Unbound: Worlds Apart – Review

One-hit wonder may be an understatement

Release Date
July 28, 2021
Publisher
Alien Pixel Studios
Developer
Alien Pixel Studios
Platform
PS4, Nintendo Switch, Xbox One, PC
Reviewed on
PC
Review copy provided by
Alien Pixel Studios

Unbound: Worlds Apart feels like an old 90’s Saturday Morning Cartoon, but the puzzles with the dimensions feel a bit like other siblings in the Metroidvania genre but a lot more interactive. The music underscores the somber atmosphere really well, the tutorial mode teaches you just right while introducing the flow of the gameplay to you in well-digestible increments as you climb the upward slope.

In Unbound: Worlds Apart, you play as Soli of Rhu, a young member of his village, one of the few survivors after inter-dimensional demons attacked from a mysteriously opened magical rift. From there, you work your way around rescuing lost villagers and meet various others in a large journey spanning worlds both in yours and where you open small rifts with Soli’s trusty magic crystal.

Puzzles are always present, most will require some fast thinking, but y’all are capable of that, I know it. The intensity gradually increases until you reach the peak of thinking and twitch-reacting, making you rely on the shown patterns and the aforementioned twitch-reactions, which will keep your hand-eye reactions sharp. The main thing that might bring on frustrations might stem from Soli being a one-hit wonder, keeping you locked into No-Damage runs by default, which frustrated me the first few tries as I tend to go unga-bunga to speed things up.

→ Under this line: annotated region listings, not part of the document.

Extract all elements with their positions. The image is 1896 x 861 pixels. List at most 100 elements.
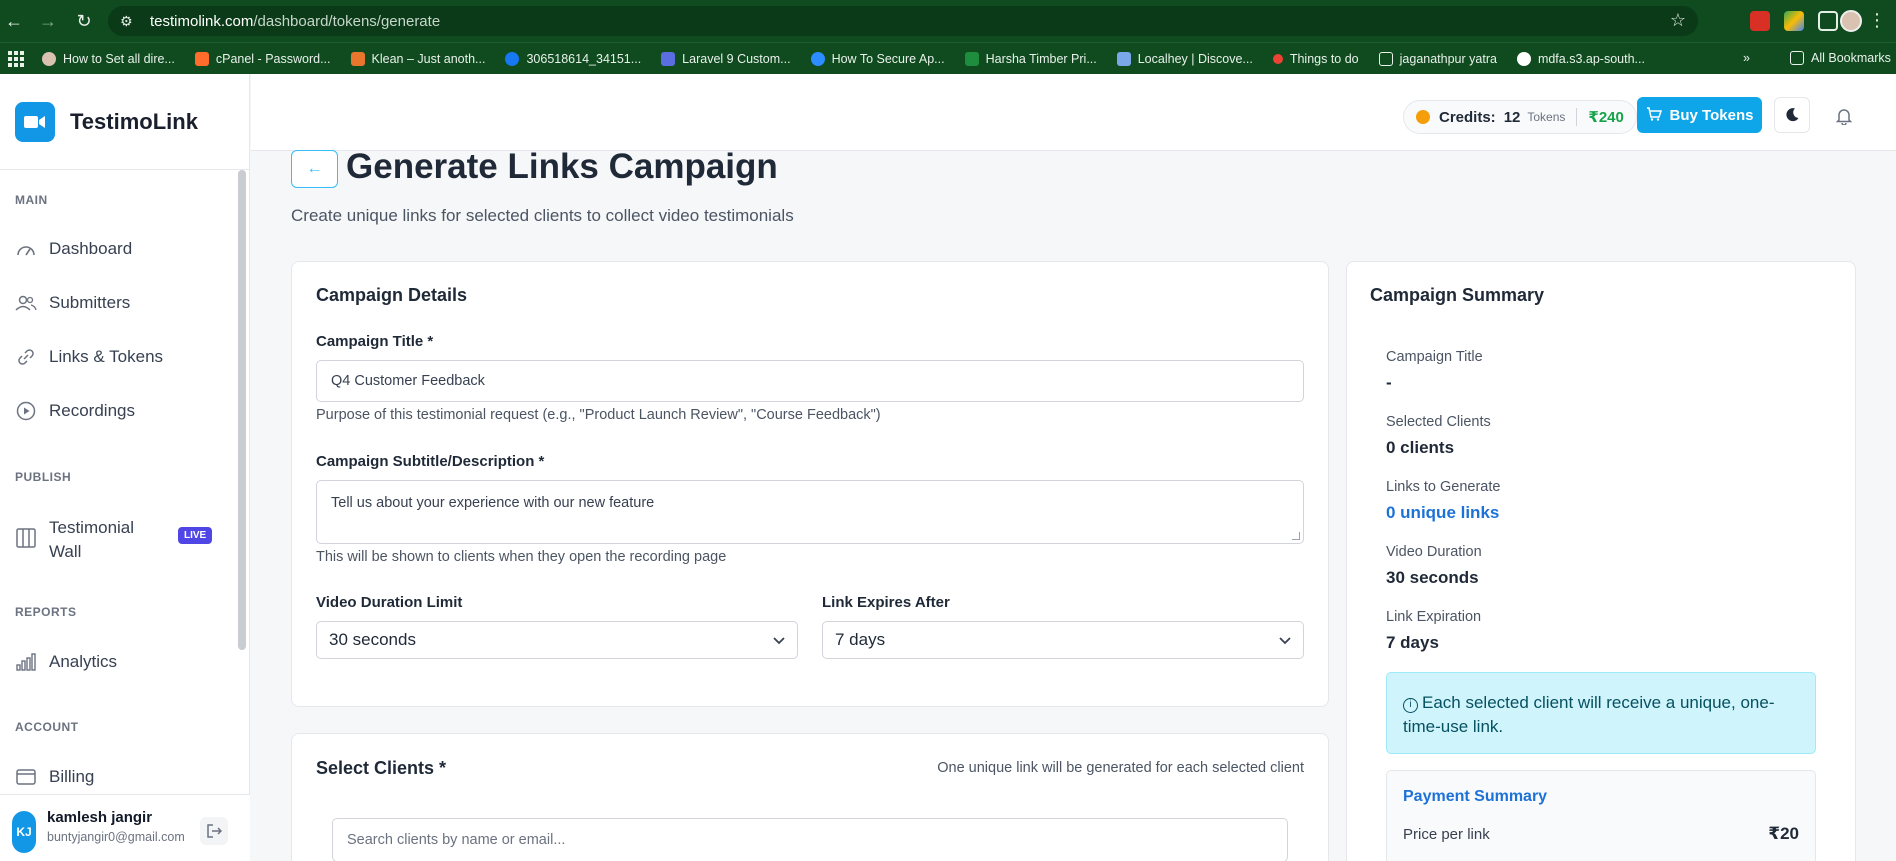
subtitle-label: Campaign Subtitle/Description * <box>316 453 545 470</box>
forward-arrow-icon[interactable]: → <box>36 9 60 33</box>
sidebar-item-label: Submitters <box>49 293 131 312</box>
payment-summary: Payment Summary Price per link ₹20 <box>1386 770 1816 861</box>
section-label-publish: PUBLISH <box>15 470 72 484</box>
bookmark-item[interactable]: How To Secure Ap... <box>810 51 945 66</box>
sidebar-item-label: Dashboard <box>49 239 133 258</box>
puzzle-icon[interactable] <box>1818 11 1838 31</box>
bookmark-item[interactable]: Things to do <box>1272 52 1359 66</box>
gauge-icon <box>15 238 37 260</box>
address-bar[interactable]: ⚙ testimolink.com/dashboard/tokens/gener… <box>108 6 1698 36</box>
bookmark-item[interactable]: cPanel - Password... <box>194 51 331 66</box>
sidebar-item-label: Analytics <box>49 652 118 671</box>
sidebar-item-label-line: Testimonial <box>49 518 135 537</box>
bookmark-item[interactable]: Laravel 9 Custom... <box>661 51 791 66</box>
expires-label: Link Expires After <box>822 594 950 611</box>
cart-icon <box>1646 106 1662 124</box>
favicon-icon <box>964 51 979 66</box>
folder-icon <box>1790 51 1804 65</box>
client-search-input[interactable]: Search clients by name or email... <box>332 818 1288 861</box>
expires-select[interactable]: 7 days <box>822 621 1304 659</box>
user-name: kamlesh jangir <box>47 809 153 826</box>
bookmark-item[interactable]: mdfa.s3.ap-south... <box>1516 51 1645 66</box>
logout-button[interactable] <box>200 817 228 845</box>
reload-icon[interactable]: ↻ <box>72 9 96 33</box>
bookmark-item[interactable]: 306518614_34151... <box>505 51 641 66</box>
extension-icon[interactable] <box>1750 11 1770 31</box>
brand-name: TestimoLink <box>70 109 198 134</box>
sidebar-scrollbar[interactable] <box>238 170 246 650</box>
logout-icon <box>207 824 222 838</box>
more-bookmarks-button[interactable]: » <box>1743 51 1750 65</box>
site-info-icon[interactable]: ⚙ <box>120 13 140 30</box>
subtitle-textarea[interactable]: Tell us about your experience with our n… <box>316 480 1304 544</box>
chevron-down-icon <box>773 632 785 648</box>
sidebar-item-label: Recordings <box>49 401 135 420</box>
duration-select[interactable]: 30 seconds <box>316 621 798 659</box>
video-camera-icon <box>15 102 55 142</box>
favicon-icon <box>1272 53 1283 64</box>
sidebar-item-dashboard[interactable]: Dashboard <box>15 238 132 260</box>
bookmark-item[interactable]: How to Set all dire... <box>42 51 175 66</box>
apps-icon[interactable] <box>8 50 24 67</box>
section-label-reports: REPORTS <box>15 605 77 619</box>
user-profile: KJ kamlesh jangir buntyjangir0@gmail.com <box>0 794 250 861</box>
bar-chart-icon <box>15 651 37 673</box>
globe-icon <box>1516 51 1531 66</box>
summary-campaign-title-value: - <box>1386 373 1392 392</box>
bell-icon[interactable] <box>1832 104 1856 128</box>
coin-icon <box>1416 110 1430 124</box>
subtitle-value: Tell us about your experience with our n… <box>331 495 655 511</box>
card-title: Campaign Summary <box>1370 285 1545 305</box>
page-title: Generate Links Campaign <box>346 147 778 186</box>
back-button[interactable]: ← <box>291 150 338 188</box>
expires-value: 7 days <box>835 630 886 649</box>
campaign-title-input[interactable]: Q4 Customer Feedback <box>316 360 1304 402</box>
bookmark-item[interactable]: Harsha Timber Pri... <box>964 51 1097 66</box>
all-bookmarks-button[interactable]: All Bookmarks <box>1790 51 1891 65</box>
menu-icon[interactable]: ⋮ <box>1868 10 1886 31</box>
summary-clients-label: Selected Clients <box>1386 414 1491 430</box>
theme-toggle-button[interactable] <box>1774 97 1810 133</box>
back-arrow-icon[interactable]: ← <box>2 9 26 33</box>
live-badge: LIVE <box>178 527 213 544</box>
brand[interactable]: TestimoLink <box>15 102 198 142</box>
summary-links-label: Links to Generate <box>1386 479 1501 495</box>
card-title: Select Clients * <box>316 758 447 778</box>
buy-tokens-button[interactable]: Buy Tokens <box>1637 97 1762 133</box>
columns-icon <box>15 527 37 549</box>
sidebar-item-recordings[interactable]: Recordings <box>15 400 135 422</box>
sidebar-item-billing[interactable]: Billing <box>15 766 94 788</box>
credits-badge: Credits: 12 Tokens ₹240 <box>1403 100 1637 134</box>
info-text: Each selected client will receive a uniq… <box>1403 693 1775 736</box>
bookmark-item[interactable]: Localhey | Discove... <box>1116 51 1253 66</box>
section-label-account: ACCOUNT <box>15 720 79 734</box>
bookmark-folder[interactable]: jaganathpur yatra <box>1378 51 1497 66</box>
chevron-down-icon <box>1279 632 1291 648</box>
sidebar-item-links-tokens[interactable]: Links & Tokens <box>15 346 163 368</box>
bookmarks-bar: How to Set all dire... cPanel - Password… <box>0 42 1896 74</box>
bookmark-item[interactable]: Klean – Just anoth... <box>350 51 485 66</box>
favicon-icon <box>42 51 56 66</box>
extension-icon[interactable] <box>1784 11 1804 31</box>
favicon-icon <box>505 51 520 66</box>
summary-expiration-label: Link Expiration <box>1386 609 1482 625</box>
summary-duration-label: Video Duration <box>1386 544 1482 560</box>
sidebar-item-analytics[interactable]: Analytics <box>15 651 117 673</box>
credits-money: ₹240 <box>1588 109 1624 126</box>
card-title: Campaign Details <box>316 285 468 305</box>
url-text: testimolink.com/dashboard/tokens/generat… <box>150 12 441 30</box>
summary-campaign-title-label: Campaign Title <box>1386 349 1483 365</box>
divider <box>0 169 250 170</box>
info-icon: i <box>1403 698 1418 713</box>
campaign-title-help: Purpose of this testimonial request (e.g… <box>316 407 881 423</box>
resize-handle-icon[interactable] <box>1292 532 1300 540</box>
profile-avatar[interactable] <box>1840 10 1862 32</box>
sidebar-item-submitters[interactable]: Submitters <box>15 292 130 314</box>
folder-icon <box>1378 51 1393 66</box>
sidebar: TestimoLink MAIN Dashboard Submitters Li… <box>0 74 250 861</box>
bookmark-star-icon[interactable]: ☆ <box>1670 10 1686 31</box>
duration-label: Video Duration Limit <box>316 594 463 611</box>
sidebar-item-testimonial-wall[interactable]: Testimonial Wall <box>15 516 134 564</box>
avatar[interactable]: KJ <box>12 811 36 853</box>
summary-duration-value: 30 seconds <box>1386 568 1479 587</box>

Figuring the boss patterns will take a few tries to fully figure out, which seems to be the peak where the difficulty spike ends. Going for the right timing on planning your jumps, double jumps, and air dashes might require some more figuring out as well, this could potentially add to the frustration of small moments where the controls might feel a bit stiff especially for those using controllers like me, especially during the redux bosses in the crystal areas for the corrupted ones where it kind of feels like they have one extra hit point.

As for gameplay, whether you’re a keyboard or a controller player, the experience is one that will stick with you for a lifetime, whether it be traversing Vayia or Sanaria, plumbing the other worlds in the path to the final battle and sleuth your way to finding the truth of why things happened as they go. The extra areas are worth going into and the challenges for all Lost Villagers are good trials to see how far you’re willing to go for completion’s sake for all the completionists out there.

Music-wise, the game’s soundtrack offers a somber, if not melancholic, set of tunes for most of the experience with the more intense ones reserved for those boss battles. All fitting through the places you traverse; from the starting area to the mines to the deserts and beyond, there was a good selection of music.

Unbound: Worlds Apart is a game that follows traditional Metroidvania tropes but expands on puzzles that keep you on your toes more than a boss battle, on top of nicely animated and drawn backgrounds, you are in on at least a hundred flavors of fun spanning hours of gameplay. The game’s a good romp for playing through to the end and beyond, if not to challenge yourselves in speed-running it or going on a No-Deaths run, Unbound: Worlds Apart ought to have the challenge you want to keep coming back to, from time to time, making it a worthy addition to your game library.

Unbound: Worlds Apart – Review
Score Definition
When the issues of a game are rolled and stomped by its greatness, then it’s something to invest on if you have some spare.
Pros
The Art and Music.
The puzzles tickle the brain.
Powering up is well-paced.
Cons
The tad-too-cryptic path to full completion.
Some of the TK-level dash jumps are too small.
Controls might feel a bit too stiff at times for controller-players.